Iran’s uranium stockpile is now the real bargaining chip
Trump wants the 60%-enriched material out; Tehran wants it kept at home. The dispute is less about transport than who blinks first in the U.S.-Israel-Iran standoff.
Iran’s enriched uranium stockpile has become the central lever in talks because whoever controls it controls the breakout clock. On Thursday, Donald Trump said the United States would not allow Iran to keep its highly enriched uranium and suggested Washington would take it and “probably destroy it” later, according to
Al Jazeera. Hours earlier,
Reuters reported that Iran’s Supreme Leader had ordered the stockpile not to leave the country at all, closing off the U.S. demand that the material be removed or handed over.
What is actually at stake
The numbers explain the pressure. The stockpile is believed to be about 440 kilograms of uranium enriched to 60 percent, far above civilian reactor levels and only a short technical step from weapons-grade, which is generally defined as 90 percent, according to
Reuters and
Al Jazeera. That makes the material both a proliferation concern and a bargaining chip. Tehran has reportedly floated alternatives, including sending it to a third party or downblending it under International Atomic Energy Agency supervision, but the leadership’s new line is that it should not leave Iran,
Reuters said.
That is the power dynamic: Washington and Israel want the stockpile out because it shortens Iran’s nuclear timeline; Tehran wants to keep it because removal would make Iran more vulnerable to future strikes.

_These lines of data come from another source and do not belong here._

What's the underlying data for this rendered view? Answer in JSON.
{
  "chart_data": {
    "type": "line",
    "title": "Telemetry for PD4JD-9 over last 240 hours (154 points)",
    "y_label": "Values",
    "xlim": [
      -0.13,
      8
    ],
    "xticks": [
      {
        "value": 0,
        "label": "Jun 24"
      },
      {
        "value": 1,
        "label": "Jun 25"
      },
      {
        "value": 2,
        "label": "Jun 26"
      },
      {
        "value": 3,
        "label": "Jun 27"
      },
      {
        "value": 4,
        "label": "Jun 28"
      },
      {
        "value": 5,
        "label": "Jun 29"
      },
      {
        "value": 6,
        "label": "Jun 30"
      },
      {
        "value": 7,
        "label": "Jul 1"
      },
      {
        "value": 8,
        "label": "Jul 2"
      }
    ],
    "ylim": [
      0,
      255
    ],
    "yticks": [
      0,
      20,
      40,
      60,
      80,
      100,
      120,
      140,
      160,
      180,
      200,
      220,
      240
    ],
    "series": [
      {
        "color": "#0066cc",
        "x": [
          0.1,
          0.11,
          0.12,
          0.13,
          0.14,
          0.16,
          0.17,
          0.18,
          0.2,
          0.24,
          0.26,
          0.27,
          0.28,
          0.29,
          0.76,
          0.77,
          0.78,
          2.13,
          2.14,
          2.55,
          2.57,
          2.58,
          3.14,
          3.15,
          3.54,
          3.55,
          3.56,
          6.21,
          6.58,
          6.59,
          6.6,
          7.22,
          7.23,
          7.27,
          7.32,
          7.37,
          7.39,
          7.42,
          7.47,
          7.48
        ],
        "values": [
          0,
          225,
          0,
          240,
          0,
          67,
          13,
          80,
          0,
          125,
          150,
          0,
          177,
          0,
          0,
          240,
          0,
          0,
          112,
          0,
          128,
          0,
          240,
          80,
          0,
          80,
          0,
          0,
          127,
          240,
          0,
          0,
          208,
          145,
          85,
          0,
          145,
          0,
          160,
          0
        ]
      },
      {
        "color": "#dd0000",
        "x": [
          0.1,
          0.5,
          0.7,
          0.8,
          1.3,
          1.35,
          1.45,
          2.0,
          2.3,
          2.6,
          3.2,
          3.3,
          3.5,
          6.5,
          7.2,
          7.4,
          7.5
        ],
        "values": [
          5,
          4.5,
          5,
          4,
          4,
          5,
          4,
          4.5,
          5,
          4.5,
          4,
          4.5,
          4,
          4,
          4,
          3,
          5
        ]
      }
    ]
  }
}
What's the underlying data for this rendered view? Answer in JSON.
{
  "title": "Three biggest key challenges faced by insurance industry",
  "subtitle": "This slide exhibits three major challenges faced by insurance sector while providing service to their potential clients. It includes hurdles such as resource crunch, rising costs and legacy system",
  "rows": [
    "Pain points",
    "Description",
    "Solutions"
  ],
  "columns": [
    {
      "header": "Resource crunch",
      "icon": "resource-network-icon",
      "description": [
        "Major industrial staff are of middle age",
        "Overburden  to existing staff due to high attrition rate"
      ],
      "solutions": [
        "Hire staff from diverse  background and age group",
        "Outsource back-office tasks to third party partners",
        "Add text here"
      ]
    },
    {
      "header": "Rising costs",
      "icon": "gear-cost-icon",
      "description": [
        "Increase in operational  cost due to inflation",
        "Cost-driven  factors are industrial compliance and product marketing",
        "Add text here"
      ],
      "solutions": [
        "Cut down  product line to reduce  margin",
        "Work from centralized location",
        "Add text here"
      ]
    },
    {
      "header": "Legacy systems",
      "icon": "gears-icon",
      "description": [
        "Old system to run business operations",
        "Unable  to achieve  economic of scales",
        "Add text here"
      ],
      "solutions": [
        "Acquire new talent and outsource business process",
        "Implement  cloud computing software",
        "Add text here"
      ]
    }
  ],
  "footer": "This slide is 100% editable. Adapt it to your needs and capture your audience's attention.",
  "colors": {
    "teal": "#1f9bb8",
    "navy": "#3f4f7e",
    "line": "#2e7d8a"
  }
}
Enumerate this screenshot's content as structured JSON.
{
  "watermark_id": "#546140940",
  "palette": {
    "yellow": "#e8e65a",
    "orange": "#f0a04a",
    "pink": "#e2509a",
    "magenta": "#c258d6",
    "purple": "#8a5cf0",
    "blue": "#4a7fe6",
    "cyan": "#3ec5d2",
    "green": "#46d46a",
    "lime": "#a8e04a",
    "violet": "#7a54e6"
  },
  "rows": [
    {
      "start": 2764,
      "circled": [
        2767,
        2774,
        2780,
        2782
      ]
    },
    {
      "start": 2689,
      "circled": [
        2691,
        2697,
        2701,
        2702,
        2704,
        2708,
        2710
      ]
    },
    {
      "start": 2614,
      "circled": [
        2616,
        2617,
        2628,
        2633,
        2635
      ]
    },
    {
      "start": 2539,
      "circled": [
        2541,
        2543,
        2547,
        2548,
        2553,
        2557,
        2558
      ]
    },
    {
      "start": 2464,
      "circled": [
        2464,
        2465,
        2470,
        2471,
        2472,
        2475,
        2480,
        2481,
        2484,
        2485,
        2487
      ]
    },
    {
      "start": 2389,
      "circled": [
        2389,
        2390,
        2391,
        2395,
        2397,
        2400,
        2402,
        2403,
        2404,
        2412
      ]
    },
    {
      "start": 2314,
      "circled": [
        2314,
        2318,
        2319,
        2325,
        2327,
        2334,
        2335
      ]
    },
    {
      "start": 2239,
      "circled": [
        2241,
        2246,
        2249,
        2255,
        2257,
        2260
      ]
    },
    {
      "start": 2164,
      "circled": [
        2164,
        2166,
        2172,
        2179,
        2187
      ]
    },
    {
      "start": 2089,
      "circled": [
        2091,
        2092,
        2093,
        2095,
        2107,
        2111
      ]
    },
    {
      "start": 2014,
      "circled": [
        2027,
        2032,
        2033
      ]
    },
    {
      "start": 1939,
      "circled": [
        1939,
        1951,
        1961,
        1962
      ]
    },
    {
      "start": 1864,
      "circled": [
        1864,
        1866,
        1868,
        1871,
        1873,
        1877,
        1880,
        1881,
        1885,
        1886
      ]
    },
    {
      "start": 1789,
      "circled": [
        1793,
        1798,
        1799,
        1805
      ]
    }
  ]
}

Reuters quoted Iranian sources saying exactly that. For Tehran, the uranium is not just material; it is insurance.
Why the transfer question is really about trust
Technically, the transfer problem is manageable. The IAEA has protocols for moving enriched uranium hexafluoride in fortified 30B containers, and Al Jazeera noted that the cylinders are designed to avoid criticality risks and withstand heat and pressure, citing the agency’s guidance. But that is not the real obstacle. The obstacle is whether any transfer can be verified, protected from attack, and politically sold inside Iran after a year of war and airstrikes.
That is why the issue is blocking the wider diplomacy.
Al Jazeera reported that Iranian foreign minister Abbas Araghchi called the enriched material dispute a “deadlock” and said it had been postponed to later stages.
Reuters added that the two sides have narrowed some gaps but remain split on two core issues: the fate of the stockpile and Iran’s demand for recognition of its right to enrich uranium.
What to watch next
The next decision point is whether the United States shifts from demanding removal to accepting a monitored dilution or third-party custody formula.
Al Jazeera reported that Russia has floated storing the material, while Iranian sources told
Reuters that “feasible formulas” still exist, including IAEA-supervised downblending. If that compromise fails, the leverage shifts back to force: Trump has already paired diplomacy with threats, and Iran is treating the uranium issue as the line that determines whether talks can survive.
For policymakers, the immediate takeaway is simple: the uranium stockpile is no longer a technical footnote. It is the test of whether the
United States can impose terms without reopening the war, and whether Tehran believes any deal buys real security.